BORNHEIM/BONN · Nicht mehr ertragen kann eine Bornheimerin den Geruch, der ihr vom etwa fünf Meter entfernten, ihrer Wohnung gegenüberliegenden Balkon entgegenweht: Zu oft entzünde der Nachbar, der noch bis Ende dieses Monats ihr Vermieter ist, seinen Grill. Regelrecht belästigt fühlt sich die Frau von der Geruchs-, Ruß- und Qualmbildung in dem Innenhof. Ende Juni reichte es ihr.

Vor dem Bonner Amtsgericht beantragte sie den Erlass einer einstweiligen Verfügung. Was sie dem Gericht jedoch nicht mitteilte: Wenige Tage zuvor, am 20.Juni, hatte sie einen neuen Mietvertrag für eine andere Wohnung ab Anfang August unterschrieben. Dies erfuhr Richter Roland Zickler erst kurz vor der Verhandlung durch den Anwalt des Grillfreundes.

Darüber konnte der Amtsrichter nur den Kopf schütteln: "Da fehlt mir das Verständnis, dass Sie da noch einen Rechtsstreit vom Zaun brechen." Er riet der Frau dazu, den Antrag zurückzunehmen und betonte: "Sie verlieren hier nach Strich und Faden." Einlenken wollte die Bornheimerin jedoch nicht.

Ihr Anwalt versuchte am Montag nach einer Unterbrechung, das Motiv seiner Mandantin zu veranschaulichen: Wenn der Nachbar in den restlichen Tagen bis zum Monatsende jeden Tag grille, bekomme sie eine "Vollkrise". In den vergangenen zwei Wochen habe der Mann viermal gegrillt.

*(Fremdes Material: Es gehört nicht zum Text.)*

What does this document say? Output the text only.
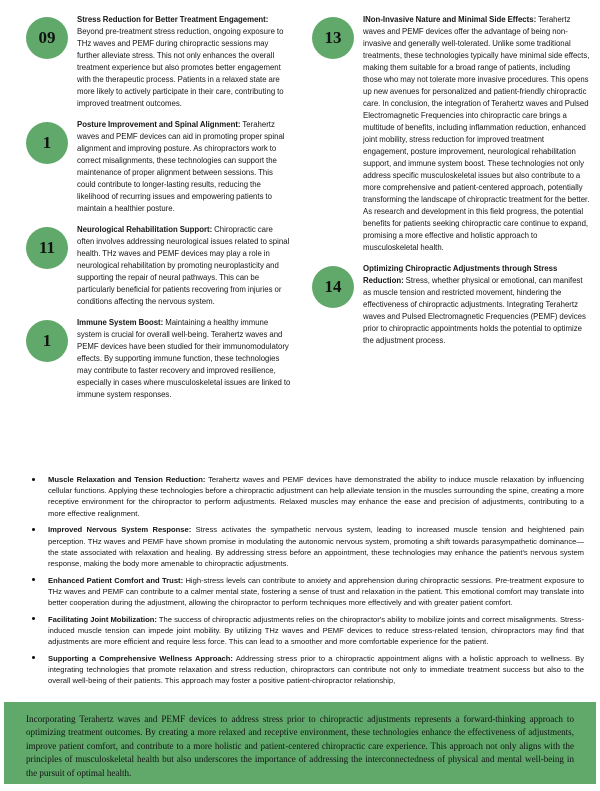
09
Stress Reduction for Better Treatment Engagement: Beyond pre-treatment stress reduction, ongoing exposure to THz waves and PEMF during chiropractic sessions may further alleviate stress. This not only enhances the overall treatment experience but also promotes better engagement with the therapeutic process. Patients in a relaxed state are more likely to actively participate in their care, contributing to improved treatment outcomes.
1
Posture Improvement and Spinal Alignment: Terahertz waves and PEMF devices can aid in promoting proper spinal alignment and improving posture. As chiropractors work to correct misalignments, these technologies can support the maintenance of proper alignment between sessions. This could contribute to longer-lasting results, reducing the likelihood of recurring issues and empowering patients to maintain a healthier posture.
11
Neurological Rehabilitation Support: Chiropractic care often involves addressing neurological issues related to spinal health. THz waves and PEMF devices may play a role in neurological rehabilitation by promoting neuroplasticity and supporting the repair of neural pathways. This can be particularly beneficial for patients recovering from injuries or conditions affecting the nervous system.
1
Immune System Boost: Maintaining a healthy immune system is crucial for overall well-being. Terahertz waves and PEMF devices have been studied for their immunomodulatory effects. By supporting immune function, these technologies may contribute to faster recovery and improved resilience, especially in cases where musculoskeletal issues are linked to immune system responses.
13
INon-Invasive Nature and Minimal Side Effects: Terahertz waves and PEMF devices offer the advantage of being non-invasive and generally well-tolerated. Unlike some traditional treatments, these technologies typically have minimal side effects, making them suitable for a broad range of patients, including those who may not tolerate more invasive procedures. This opens up new avenues for personalized and patient-friendly chiropractic care. In conclusion, the integration of Terahertz waves and Pulsed Electromagnetic Frequencies into chiropractic care brings a multitude of benefits, including inflammation reduction, enhanced joint mobility, stress reduction for improved treatment engagement, posture improvement, neurological rehabilitation support, and immune system boost. These technologies not only address specific musculoskeletal issues but also contribute to a more comprehensive and patient-centered approach, potentially transforming the landscape of chiropractic treatment for the better. As research and development in this field progress, the potential benefits for patients seeking chiropractic care continue to expand, promising a more effective and holistic approach to musculoskeletal health.
14
Optimizing Chiropractic Adjustments through Stress Reduction: Stress, whether physical or emotional, can manifest as muscle tension and restricted movement, hindering the effectiveness of chiropractic adjustments. Integrating Terahertz waves and Pulsed Electromagnetic Frequencies (PEMF) devices prior to chiropractic appointments holds the potential to optimize the adjustment process.
Muscle Relaxation and Tension Reduction: Terahertz waves and PEMF devices have demonstrated the ability to induce muscle relaxation by influencing cellular functions. Applying these technologies before a chiropractic adjustment can help alleviate tension in the muscles surrounding the spine, creating a more receptive environment for the chiropractor to perform adjustments. Relaxed muscles may enhance the ease and precision of adjustments, contributing to a more effective realignment.
Improved Nervous System Response: Stress activates the sympathetic nervous system, leading to increased muscle tension and heightened pain perception. THz waves and PEMF have shown promise in modulating the autonomic nervous system, promoting a shift towards parasympathetic dominance—the state associated with relaxation and healing. By addressing stress before an appointment, these technologies may enhance the patient's nervous system response, making the body more amenable to chiropractic adjustments.
Enhanced Patient Comfort and Trust: High-stress levels can contribute to anxiety and apprehension during chiropractic sessions. Pre-treatment exposure to THz waves and PEMF can contribute to a calmer mental state, fostering a sense of trust and relaxation in the patient. This emotional comfort may translate into better cooperation during the adjustment, allowing the chiropractor to perform techniques more effectively and with greater patient comfort.
Facilitating Joint Mobilization: The success of chiropractic adjustments relies on the chiropractor's ability to mobilize joints and correct misalignments. Stress-induced muscle tension can impede joint mobility. By utilizing THz waves and PEMF devices to reduce stress-related tension, chiropractors may find that adjustments are more efficient and require less force. This can lead to a smoother and more comfortable experience for the patient.
Supporting a Comprehensive Wellness Approach: Addressing stress prior to a chiropractic appointment aligns with a holistic approach to wellness. By integrating technologies that promote relaxation and stress reduction, chiropractors can contribute not only to immediate treatment success but also to the overall well-being of their patients. This approach may foster a positive patient-chiropractor relationship,

Incorporating Terahertz waves and PEMF devices to address stress prior to chiropractic adjustments represents a forward-thinking approach to optimizing treatment outcomes. By creating a more relaxed and receptive environment, these technologies enhance the effectiveness of adjustments, improve patient comfort, and contribute to a more holistic and patient-centered chiropractic care experience. This approach not only aligns with the principles of musculoskeletal health but also underscores the importance of addressing the interconnectedness of physical and mental well-being in the pursuit of optimal health.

Letztendlich einigten sich die Parteien aber doch noch, und die Frau nahm ihren Antrag zurück: In den letzten Julitagen wird der Nachbar stets bis mittags einen Zettel mit einer Ankündigung in den Briefkasten der Frau werfen, wenn er nachmittags oder abends grillen möchte. Er hatte angegeben, sein Grillverhalten in den vergangenen beiden Jahren nicht geändert zu haben. Seiner Meinung nach hatte er nur einige wenige Male und ausschließlich bei gutem Wetter gegrillt.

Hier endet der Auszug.